The Panzerchrist machine is up and running again.

After making a triumphant comeback last year with an album and then an EP, both excellent, Panzergeneral (keyboards/bass, ex-Illdisposed), Frederik O’Carroll (guitar, Mordulv), Danny Bo Pedersen (guitar, ex-Arsenic Addict), Sonja Rosenlund Ahl (vocals, ex-Arsenic Addict) and their new recruit Ove Lungskov (drums, Rotten Ocean) begin a new chapter with Maleficium – Part I, their ninth album, released by Emanzipation Productions.

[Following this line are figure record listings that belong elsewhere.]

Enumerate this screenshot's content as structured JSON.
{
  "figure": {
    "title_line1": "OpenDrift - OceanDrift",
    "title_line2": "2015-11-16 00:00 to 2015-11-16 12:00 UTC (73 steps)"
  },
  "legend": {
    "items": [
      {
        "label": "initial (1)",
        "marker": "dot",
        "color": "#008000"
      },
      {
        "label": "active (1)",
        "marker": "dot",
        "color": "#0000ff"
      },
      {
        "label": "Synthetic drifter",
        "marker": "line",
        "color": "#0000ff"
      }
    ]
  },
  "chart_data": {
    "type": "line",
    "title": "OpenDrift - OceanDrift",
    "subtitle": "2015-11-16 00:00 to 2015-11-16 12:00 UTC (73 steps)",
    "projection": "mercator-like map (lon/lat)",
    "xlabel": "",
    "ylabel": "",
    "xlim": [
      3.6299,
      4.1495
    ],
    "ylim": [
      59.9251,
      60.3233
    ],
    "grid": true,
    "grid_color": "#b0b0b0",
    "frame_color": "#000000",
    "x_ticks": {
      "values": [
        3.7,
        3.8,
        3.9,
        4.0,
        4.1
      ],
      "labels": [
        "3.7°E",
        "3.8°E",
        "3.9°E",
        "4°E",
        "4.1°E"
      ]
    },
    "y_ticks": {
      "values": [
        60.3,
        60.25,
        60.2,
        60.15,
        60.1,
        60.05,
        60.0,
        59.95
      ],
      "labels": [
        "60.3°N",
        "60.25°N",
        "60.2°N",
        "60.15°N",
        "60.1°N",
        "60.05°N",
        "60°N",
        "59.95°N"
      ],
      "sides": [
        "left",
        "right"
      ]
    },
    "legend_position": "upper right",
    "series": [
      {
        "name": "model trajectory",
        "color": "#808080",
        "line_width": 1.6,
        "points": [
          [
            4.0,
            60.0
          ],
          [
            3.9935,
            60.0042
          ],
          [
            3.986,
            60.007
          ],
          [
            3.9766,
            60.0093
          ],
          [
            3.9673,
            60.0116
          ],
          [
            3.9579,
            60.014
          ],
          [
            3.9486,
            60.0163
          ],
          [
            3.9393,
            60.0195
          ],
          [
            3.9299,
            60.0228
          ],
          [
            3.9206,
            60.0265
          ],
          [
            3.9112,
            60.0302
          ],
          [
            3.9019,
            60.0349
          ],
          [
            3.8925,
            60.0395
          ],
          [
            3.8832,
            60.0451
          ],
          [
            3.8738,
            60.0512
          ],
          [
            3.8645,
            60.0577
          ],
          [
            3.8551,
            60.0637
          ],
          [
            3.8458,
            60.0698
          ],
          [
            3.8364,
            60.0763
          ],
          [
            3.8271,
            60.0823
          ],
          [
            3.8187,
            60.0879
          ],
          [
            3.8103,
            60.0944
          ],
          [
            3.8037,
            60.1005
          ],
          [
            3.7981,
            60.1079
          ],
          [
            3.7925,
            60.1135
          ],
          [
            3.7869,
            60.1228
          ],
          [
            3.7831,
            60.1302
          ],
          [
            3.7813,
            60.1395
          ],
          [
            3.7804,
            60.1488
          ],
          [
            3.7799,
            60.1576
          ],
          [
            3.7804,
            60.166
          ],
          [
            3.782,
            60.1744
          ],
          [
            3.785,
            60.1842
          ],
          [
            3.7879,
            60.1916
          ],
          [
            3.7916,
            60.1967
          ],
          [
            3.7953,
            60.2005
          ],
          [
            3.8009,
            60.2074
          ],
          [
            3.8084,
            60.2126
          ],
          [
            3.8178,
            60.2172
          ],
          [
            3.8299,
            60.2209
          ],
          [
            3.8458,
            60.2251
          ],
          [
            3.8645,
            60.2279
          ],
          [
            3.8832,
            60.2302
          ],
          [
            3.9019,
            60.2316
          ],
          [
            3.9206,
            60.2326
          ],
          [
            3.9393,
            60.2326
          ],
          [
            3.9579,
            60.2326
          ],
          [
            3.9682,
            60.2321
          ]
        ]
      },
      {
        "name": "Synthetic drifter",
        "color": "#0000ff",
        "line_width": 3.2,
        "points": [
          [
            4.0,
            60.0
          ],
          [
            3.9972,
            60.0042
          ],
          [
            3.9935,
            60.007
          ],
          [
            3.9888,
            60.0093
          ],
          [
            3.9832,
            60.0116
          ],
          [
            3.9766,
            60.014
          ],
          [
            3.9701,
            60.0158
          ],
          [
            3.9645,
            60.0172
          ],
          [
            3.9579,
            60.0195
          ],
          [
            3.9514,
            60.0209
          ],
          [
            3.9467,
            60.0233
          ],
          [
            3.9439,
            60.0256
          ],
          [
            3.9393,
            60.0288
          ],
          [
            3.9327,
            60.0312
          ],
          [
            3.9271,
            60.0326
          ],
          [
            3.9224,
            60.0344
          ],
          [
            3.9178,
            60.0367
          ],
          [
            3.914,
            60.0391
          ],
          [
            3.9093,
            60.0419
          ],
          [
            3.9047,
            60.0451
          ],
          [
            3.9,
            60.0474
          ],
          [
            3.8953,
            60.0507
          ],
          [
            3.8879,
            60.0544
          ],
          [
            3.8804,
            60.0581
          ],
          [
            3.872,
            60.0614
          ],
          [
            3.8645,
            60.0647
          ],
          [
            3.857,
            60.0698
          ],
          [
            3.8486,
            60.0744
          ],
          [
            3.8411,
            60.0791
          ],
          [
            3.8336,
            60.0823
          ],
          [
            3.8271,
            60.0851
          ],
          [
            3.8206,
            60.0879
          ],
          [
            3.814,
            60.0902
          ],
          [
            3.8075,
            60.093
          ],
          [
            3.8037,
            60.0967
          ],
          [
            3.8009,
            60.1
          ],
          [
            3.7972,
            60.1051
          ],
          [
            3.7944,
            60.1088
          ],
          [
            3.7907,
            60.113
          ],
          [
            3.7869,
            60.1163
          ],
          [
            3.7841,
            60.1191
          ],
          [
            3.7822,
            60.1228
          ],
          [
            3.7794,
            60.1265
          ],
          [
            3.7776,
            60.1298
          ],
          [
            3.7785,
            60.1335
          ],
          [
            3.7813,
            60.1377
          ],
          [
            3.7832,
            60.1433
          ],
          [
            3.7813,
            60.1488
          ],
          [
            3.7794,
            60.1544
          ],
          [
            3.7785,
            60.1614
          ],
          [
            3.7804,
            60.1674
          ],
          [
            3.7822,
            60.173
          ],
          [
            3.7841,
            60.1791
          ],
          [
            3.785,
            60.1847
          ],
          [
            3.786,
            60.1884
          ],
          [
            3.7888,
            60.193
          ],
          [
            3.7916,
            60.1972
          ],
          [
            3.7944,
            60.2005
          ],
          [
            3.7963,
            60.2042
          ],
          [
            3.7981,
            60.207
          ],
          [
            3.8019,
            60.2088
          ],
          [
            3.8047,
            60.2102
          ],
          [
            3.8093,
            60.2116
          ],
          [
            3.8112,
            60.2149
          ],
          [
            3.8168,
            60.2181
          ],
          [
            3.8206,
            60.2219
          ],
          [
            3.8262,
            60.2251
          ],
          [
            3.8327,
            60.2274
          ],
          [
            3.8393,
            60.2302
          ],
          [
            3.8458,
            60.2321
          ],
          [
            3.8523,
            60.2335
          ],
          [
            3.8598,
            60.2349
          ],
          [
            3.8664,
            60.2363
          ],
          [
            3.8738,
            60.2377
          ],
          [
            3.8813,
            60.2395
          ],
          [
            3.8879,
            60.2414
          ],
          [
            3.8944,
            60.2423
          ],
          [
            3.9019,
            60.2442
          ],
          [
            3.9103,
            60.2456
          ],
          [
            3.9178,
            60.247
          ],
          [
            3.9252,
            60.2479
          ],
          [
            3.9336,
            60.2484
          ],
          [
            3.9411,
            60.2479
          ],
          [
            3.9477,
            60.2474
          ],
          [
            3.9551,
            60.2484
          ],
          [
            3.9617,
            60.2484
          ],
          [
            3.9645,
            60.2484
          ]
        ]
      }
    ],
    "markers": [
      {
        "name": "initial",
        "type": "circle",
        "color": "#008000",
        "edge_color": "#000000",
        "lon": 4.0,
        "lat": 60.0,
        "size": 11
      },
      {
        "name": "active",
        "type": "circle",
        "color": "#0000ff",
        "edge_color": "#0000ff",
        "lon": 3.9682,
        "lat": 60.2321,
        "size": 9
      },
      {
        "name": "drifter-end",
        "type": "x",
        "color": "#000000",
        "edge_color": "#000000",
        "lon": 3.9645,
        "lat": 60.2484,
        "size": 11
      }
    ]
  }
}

Anguish immediately revives with the introductive sample of Blood Leeches, the first composition with devastating riffs complemented by the fury of the vocal parts. Keyboards are also used to lend ominous touches to certain passages, creating a contrast with the quasi-permanent double pedal found on Weak Is The Flesh, where the rhythm is far more chaotic. Leads bring that mysterious aura to the “calmer” passages, but the unifying choruses reinvigorate the sound before Mist on the Moat weaves its apocalyptic, oppressive tones through the continuous pounding. The unhealthy Black Metal influences are very well exploited on this track, which nonetheless provides a small moment of calm before the final that leads to Confessions and its sampled introduction that depicts a suspicion of heresy, but it’s with all its rage that the band takes over again. Once again, the musicians roll over us without mercy, as with Sister Death, the following track, where we sense that the mix has totally abandoned itself to pure violence, but above all to darkness, as evidenced by this heavy bass/drums break. Blasphemy returns with the impressive Curse of Desire, a slower but equally gripping composition whose atmosphere quickly becomes heady, but also at times softer and more ethereal, as on the final before the return to power on the melodious Savage Daughter. It’s a short track, which feels at first very contrasted, then totally unleashed, and which finally gives way to the wild Ritual, the last song on which the band closes this album with devastating riffs, but above all that intense, palpable atmosphere of the Old School approach.

Now that Panzerchrist is underway, there seems to be no stopping it! Maleficium Part I is once again an excellent album, but its title seems to suggest a sequel, which I hope will be just as incredible!